A mysterious man named Kevin (Robin Nicolle) roams the streets day and night dressed in a cheap policeman’s uniform, in search of wrongdoers and rulebreakers. However, his victims are not committing crimes – and are instead guilty of only minor lapses of dishonesty, such as not using a seatbelt when changing parking spaces, or failing to report the wrong change from a shop. The ‘honest cop’ lays down his interpretation of the law – but the real deal police are wise to him, and hot on his tail.
Its difficult to nail down exactly what Honest Police is trying to accomplish. As a comedy, it enjoys minor success with its farcical portrayal of a nobody who yearns for the power and respect a police uniform brings, and laughs do ensue from the overzealousness of Robin Nicolle’s straight-faced yet ludicrous performance. But the film lacks any real statement where it feels like one should be. There is no developed commentary on the role of police in society, or on the macho nature of power and how this corrupts.
Any drama the film attempts to imbue is undercut by a confusing and illogical plot which goes nowhere and gives little context or information to the story. We know nothing of the honest cop’s motivations or background, and therefore it is hard to reach any sort of opinion on him as protagonist or antagonist. The story side-tracks to a halt when exploring the love-life of random victims Robbie (Casey Stevenson) and Jessica (Alexandra Jolly), in one particularly painfully-acted scene which appears to have been included solely to provide for an even more confusing twist-ending. The plot itself is unsatisfactory, but the structuring issues here make it illegible.
Given the smaller budget of the film, the production quality is impressive and works as an asset to the film. The honest cop’s blatantly cheap uniform contrasts well with the professional-looking uniforms of the legitimate officers and adds a solid layer of gag to the cop’s tyrannical actions. A recurring 70s-style funk soundtrack never gets old, and is easy to imagine playing in the cop’s head as he lives out his likely TV-show inspired dream of police life.

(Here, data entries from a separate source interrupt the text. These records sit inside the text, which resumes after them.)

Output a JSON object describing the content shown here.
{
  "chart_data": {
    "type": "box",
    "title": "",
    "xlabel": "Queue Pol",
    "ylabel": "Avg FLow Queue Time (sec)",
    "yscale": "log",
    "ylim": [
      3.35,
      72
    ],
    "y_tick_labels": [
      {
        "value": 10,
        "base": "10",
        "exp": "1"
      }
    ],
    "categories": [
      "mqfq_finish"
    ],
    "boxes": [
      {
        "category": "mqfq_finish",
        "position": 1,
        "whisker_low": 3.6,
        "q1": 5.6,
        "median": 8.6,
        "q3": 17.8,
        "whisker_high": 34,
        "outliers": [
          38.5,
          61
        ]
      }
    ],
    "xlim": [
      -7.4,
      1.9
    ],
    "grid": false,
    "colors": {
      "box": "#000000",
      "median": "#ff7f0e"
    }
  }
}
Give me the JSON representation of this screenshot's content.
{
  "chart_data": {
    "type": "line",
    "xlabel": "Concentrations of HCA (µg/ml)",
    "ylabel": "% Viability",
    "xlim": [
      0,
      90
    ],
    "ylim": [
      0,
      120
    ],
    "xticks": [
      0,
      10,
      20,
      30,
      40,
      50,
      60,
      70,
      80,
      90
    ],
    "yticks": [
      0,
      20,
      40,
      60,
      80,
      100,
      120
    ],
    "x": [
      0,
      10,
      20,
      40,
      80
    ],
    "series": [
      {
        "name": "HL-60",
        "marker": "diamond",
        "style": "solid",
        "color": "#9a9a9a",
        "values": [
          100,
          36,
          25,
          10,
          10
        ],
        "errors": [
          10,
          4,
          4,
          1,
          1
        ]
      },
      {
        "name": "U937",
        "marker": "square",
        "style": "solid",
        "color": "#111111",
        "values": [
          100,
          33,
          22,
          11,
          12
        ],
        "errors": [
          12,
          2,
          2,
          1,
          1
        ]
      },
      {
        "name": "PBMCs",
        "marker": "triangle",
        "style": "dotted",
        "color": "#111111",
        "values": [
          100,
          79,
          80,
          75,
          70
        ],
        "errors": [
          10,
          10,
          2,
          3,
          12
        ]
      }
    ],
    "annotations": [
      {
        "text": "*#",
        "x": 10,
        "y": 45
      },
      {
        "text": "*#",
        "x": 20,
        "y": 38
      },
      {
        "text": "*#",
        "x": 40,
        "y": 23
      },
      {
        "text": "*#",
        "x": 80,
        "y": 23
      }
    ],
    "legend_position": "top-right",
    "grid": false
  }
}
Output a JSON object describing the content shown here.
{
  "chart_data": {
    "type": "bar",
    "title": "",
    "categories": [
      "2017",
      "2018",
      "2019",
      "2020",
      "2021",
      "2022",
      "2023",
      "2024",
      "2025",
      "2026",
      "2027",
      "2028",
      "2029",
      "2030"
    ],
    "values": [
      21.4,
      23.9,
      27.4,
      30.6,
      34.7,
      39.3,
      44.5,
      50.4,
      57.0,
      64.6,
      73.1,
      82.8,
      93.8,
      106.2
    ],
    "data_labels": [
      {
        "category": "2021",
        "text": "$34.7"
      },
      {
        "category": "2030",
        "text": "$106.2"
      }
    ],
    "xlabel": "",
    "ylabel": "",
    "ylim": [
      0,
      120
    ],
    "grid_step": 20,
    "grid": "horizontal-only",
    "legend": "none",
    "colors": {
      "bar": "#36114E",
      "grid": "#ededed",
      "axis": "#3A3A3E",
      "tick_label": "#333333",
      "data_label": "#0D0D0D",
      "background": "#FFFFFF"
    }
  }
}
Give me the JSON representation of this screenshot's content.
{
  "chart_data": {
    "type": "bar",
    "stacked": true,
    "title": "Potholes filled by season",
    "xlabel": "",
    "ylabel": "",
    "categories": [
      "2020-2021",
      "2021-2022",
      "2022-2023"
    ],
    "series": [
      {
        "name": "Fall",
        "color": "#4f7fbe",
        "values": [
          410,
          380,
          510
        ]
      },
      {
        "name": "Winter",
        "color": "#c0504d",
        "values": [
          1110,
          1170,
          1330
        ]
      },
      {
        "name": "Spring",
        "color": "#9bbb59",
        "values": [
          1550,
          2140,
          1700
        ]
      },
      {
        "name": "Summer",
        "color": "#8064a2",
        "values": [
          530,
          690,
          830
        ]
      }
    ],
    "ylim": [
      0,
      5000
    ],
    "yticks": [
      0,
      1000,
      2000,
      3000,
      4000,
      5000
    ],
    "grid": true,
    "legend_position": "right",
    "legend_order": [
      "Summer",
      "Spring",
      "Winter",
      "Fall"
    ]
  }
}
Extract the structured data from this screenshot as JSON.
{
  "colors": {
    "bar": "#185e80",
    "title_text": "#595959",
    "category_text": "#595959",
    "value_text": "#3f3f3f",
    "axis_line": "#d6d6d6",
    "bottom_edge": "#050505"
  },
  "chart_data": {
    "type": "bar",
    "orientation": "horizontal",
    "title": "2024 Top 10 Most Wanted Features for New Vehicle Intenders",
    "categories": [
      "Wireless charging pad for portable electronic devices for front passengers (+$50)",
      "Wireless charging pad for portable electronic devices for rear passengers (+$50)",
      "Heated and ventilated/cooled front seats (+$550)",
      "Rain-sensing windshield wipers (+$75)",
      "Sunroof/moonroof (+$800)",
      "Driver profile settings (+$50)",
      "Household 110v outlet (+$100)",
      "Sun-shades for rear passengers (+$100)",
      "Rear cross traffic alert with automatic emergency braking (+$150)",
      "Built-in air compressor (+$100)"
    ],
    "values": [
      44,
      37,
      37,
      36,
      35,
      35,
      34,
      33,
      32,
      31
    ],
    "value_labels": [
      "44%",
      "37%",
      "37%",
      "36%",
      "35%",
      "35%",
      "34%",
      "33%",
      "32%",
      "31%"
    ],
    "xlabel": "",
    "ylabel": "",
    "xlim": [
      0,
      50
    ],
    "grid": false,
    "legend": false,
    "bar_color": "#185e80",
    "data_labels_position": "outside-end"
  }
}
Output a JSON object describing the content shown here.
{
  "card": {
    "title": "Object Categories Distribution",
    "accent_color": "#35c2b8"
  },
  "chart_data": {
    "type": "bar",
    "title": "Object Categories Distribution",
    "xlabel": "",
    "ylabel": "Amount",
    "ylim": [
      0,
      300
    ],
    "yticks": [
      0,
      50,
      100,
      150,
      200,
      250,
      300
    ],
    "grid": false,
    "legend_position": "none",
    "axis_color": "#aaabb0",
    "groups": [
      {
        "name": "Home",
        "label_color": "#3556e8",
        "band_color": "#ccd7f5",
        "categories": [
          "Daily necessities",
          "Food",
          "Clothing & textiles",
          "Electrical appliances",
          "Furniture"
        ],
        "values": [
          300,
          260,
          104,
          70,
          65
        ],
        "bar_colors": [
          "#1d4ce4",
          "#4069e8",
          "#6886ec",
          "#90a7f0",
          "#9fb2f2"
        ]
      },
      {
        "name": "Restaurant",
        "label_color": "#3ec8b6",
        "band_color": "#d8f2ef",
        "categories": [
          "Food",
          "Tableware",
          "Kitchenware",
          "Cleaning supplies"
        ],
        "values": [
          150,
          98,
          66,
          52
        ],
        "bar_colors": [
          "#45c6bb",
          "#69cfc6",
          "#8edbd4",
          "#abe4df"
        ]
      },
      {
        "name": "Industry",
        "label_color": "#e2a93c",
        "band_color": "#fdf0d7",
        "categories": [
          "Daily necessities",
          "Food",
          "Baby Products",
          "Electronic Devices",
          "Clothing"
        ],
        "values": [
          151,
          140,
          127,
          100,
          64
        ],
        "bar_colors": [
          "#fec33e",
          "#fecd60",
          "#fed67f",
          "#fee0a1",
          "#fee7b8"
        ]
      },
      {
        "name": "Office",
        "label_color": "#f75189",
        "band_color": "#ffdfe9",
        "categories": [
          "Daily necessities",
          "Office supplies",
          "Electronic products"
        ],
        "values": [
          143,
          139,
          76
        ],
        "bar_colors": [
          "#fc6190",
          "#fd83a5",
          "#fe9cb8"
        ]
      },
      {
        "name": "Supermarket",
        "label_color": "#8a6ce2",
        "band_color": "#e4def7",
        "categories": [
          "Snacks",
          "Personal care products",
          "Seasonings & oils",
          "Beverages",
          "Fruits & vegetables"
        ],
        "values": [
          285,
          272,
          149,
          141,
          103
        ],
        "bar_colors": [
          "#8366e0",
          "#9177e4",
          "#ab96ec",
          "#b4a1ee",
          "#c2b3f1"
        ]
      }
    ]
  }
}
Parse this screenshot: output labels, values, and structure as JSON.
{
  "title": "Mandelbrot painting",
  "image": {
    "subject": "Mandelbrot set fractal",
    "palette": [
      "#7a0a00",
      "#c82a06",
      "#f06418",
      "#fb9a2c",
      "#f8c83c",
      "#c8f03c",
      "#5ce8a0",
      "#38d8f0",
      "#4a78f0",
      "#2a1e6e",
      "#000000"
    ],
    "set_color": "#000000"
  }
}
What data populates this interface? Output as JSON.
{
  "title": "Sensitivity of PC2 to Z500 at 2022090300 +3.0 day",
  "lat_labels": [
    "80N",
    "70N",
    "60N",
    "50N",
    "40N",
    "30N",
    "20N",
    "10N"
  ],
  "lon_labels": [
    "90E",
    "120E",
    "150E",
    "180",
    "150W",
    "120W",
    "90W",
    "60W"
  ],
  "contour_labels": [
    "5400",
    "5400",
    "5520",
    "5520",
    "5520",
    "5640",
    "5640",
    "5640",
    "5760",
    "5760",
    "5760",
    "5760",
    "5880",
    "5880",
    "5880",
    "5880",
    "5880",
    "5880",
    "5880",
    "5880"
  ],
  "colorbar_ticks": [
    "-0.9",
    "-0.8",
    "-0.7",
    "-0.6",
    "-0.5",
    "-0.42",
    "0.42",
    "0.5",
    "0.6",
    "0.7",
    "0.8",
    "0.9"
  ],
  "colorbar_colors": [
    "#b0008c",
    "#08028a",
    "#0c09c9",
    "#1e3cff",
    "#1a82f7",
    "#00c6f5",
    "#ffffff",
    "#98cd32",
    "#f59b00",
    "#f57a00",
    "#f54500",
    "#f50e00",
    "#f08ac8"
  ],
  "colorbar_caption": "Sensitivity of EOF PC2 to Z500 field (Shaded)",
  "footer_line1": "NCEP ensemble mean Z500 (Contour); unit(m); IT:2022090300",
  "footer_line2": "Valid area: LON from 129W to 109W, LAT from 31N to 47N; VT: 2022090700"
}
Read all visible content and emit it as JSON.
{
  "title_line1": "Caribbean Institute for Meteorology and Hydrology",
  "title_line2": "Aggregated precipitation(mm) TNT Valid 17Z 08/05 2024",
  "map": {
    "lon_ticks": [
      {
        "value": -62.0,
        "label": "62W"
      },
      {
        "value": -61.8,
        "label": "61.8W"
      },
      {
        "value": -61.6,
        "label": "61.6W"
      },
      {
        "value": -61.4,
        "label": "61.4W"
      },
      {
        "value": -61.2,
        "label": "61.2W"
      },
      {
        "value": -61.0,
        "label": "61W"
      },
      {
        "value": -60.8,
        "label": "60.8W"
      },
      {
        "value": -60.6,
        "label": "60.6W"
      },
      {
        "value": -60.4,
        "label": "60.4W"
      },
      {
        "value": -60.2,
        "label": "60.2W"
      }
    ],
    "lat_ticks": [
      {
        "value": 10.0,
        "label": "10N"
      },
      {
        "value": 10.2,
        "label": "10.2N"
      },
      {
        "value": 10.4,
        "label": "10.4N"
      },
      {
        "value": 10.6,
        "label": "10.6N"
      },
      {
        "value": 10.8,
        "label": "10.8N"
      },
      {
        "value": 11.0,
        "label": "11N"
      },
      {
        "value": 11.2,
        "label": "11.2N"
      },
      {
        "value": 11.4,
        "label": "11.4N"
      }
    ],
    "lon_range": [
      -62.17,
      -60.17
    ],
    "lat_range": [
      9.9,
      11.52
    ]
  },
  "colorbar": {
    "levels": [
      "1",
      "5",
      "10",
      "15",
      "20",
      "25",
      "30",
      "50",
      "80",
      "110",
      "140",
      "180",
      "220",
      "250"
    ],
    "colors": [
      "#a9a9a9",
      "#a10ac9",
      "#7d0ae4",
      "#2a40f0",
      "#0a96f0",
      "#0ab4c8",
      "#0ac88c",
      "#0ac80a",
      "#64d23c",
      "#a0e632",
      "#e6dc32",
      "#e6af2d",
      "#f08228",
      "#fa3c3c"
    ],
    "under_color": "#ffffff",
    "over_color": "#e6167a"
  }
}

And the film creates a frantic pace for its chase scenes with smart editing choices. There are however some botches evident, such as failure to balance the sound levels, and the seeming inclusion of a flubbed line at one point.
There’s a cheesy charm to Honest Cop, and the irreverent sense of humour it boasts is worth a few genuine laughs. But poor acting, and lack of any meaningful story or themes mean it is ultimately forgettable and messy.